Interestingly, the rate of choroidal neovascularization (CNV) development was significantly higher in the eyes treated with avinacaptid pegol at 9% in GATHER1 and 7% in GATHER2, compared to the sham group, which was much less. This was also higher than what was seen with pegcetacoplan, which was 5%.
ECPs Weighing Risks versus Benefits
So, within a period of five months we now have two treatments for geographic atrophy. Neither drug represents a cure but rather just slows down the growth rate. Avcinacaptid pegol appears to be slightly more effective, but the risk of CNV is higher compared to pegcetacoplan. On the other hand, there appears to be higher risk of IOI with pegacetacoplan, but it’s a very small risk and still too early to tell if we will see cases of IOI once avcinacaptid pegol starts to get widespread use. In the meantime, retinal specialists are still figuring out which patients with GA to treat while considering the risk of vision loss (to one or both eyes), burden of treatment given the age and health of the patient, and potential risks.

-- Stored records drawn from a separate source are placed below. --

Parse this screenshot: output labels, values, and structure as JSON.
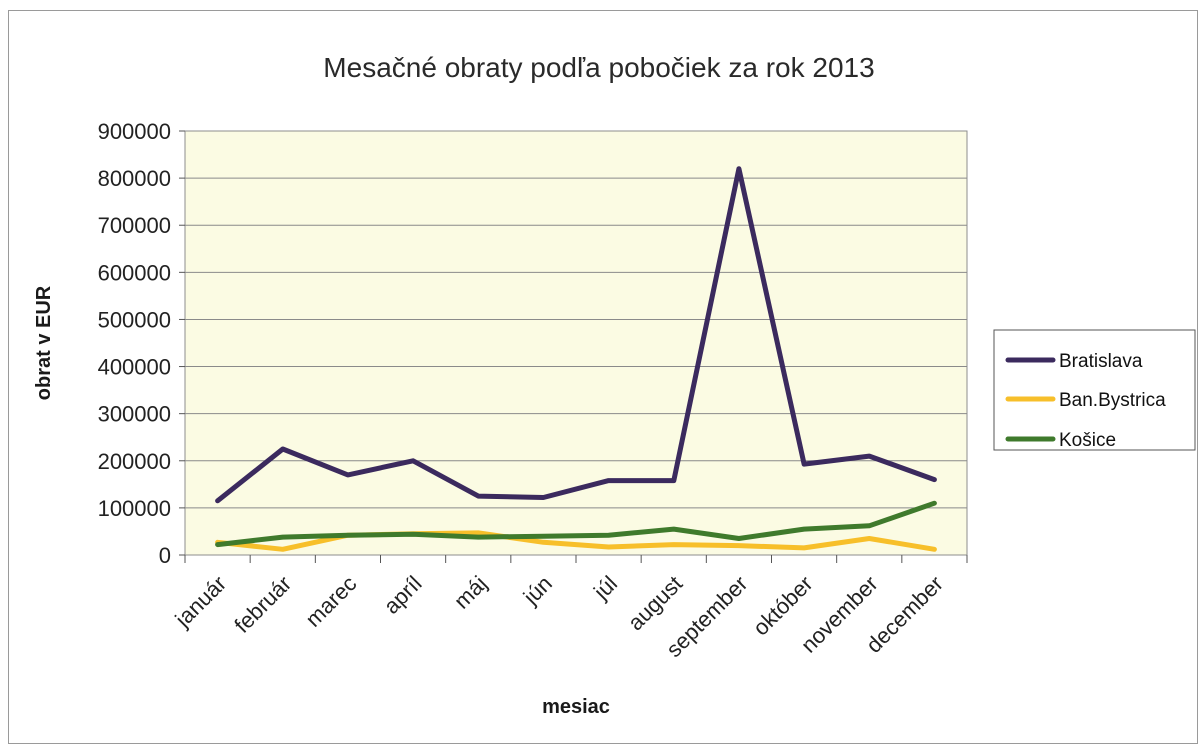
{
  "chart_data": {
    "type": "line",
    "title": "Mesačné obraty podľa pobočiek za rok 2013",
    "xlabel": "mesiac",
    "ylabel": "obrat v EUR",
    "categories": [
      "január",
      "február",
      "marec",
      "apríl",
      "máj",
      "jún",
      "júl",
      "august",
      "september",
      "október",
      "november",
      "december"
    ],
    "ylim": [
      0,
      900000
    ],
    "yticks": [
      "900000",
      "800000",
      "700000",
      "600000",
      "500000",
      "400000",
      "300000",
      "200000",
      "100000",
      "0"
    ],
    "grid": true,
    "legend_position": "right",
    "plot_background": "#fbfbe3",
    "series": [
      {
        "name": "Bratislava",
        "color": "#3b2a5e",
        "values": [
          115000,
          225000,
          170000,
          200000,
          125000,
          122000,
          158000,
          158000,
          820000,
          193000,
          210000,
          160000
        ]
      },
      {
        "name": "Ban.Bystrica",
        "color": "#f7bf2a",
        "values": [
          27000,
          12000,
          42000,
          45000,
          47000,
          27000,
          17000,
          22000,
          20000,
          15000,
          35000,
          12000
        ]
      },
      {
        "name": "Košice",
        "color": "#3f7a2c",
        "values": [
          22000,
          38000,
          42000,
          44000,
          38000,
          40000,
          42000,
          55000,
          35000,
          55000,
          62000,
          110000
        ]
      }
    ]
  }
}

From an optometry perspective, when should these patients be referred to the retinal specialist? At the very least, it’s important to make our patients aware that there are treatments for GA and for them to understand the risks and benefits. Certainly, those who have already lost central vision in one eye will be more motivated to be treated. The challenge will be helping patients understand it may take several months for them to receive the “benefit” from the treatment. A benefit, by the way, they won’t completely ever realize if the treatment proves to be successful by allowing them to keep and/or maintain central vision. On the other hand, helplessly watching them slowly progress and lose vision by doing nothing is not an acceptable option either. It will be interesting to see how the next several months play out in the world of geographic atrophy.
3 Khanani AM, Patel SS, Staurenghi G. et al. The Efficacy of Avacincaptad Pegol in Geographic Atrophy: GATHER1 and GATHER2 Results. Retina Society 2022.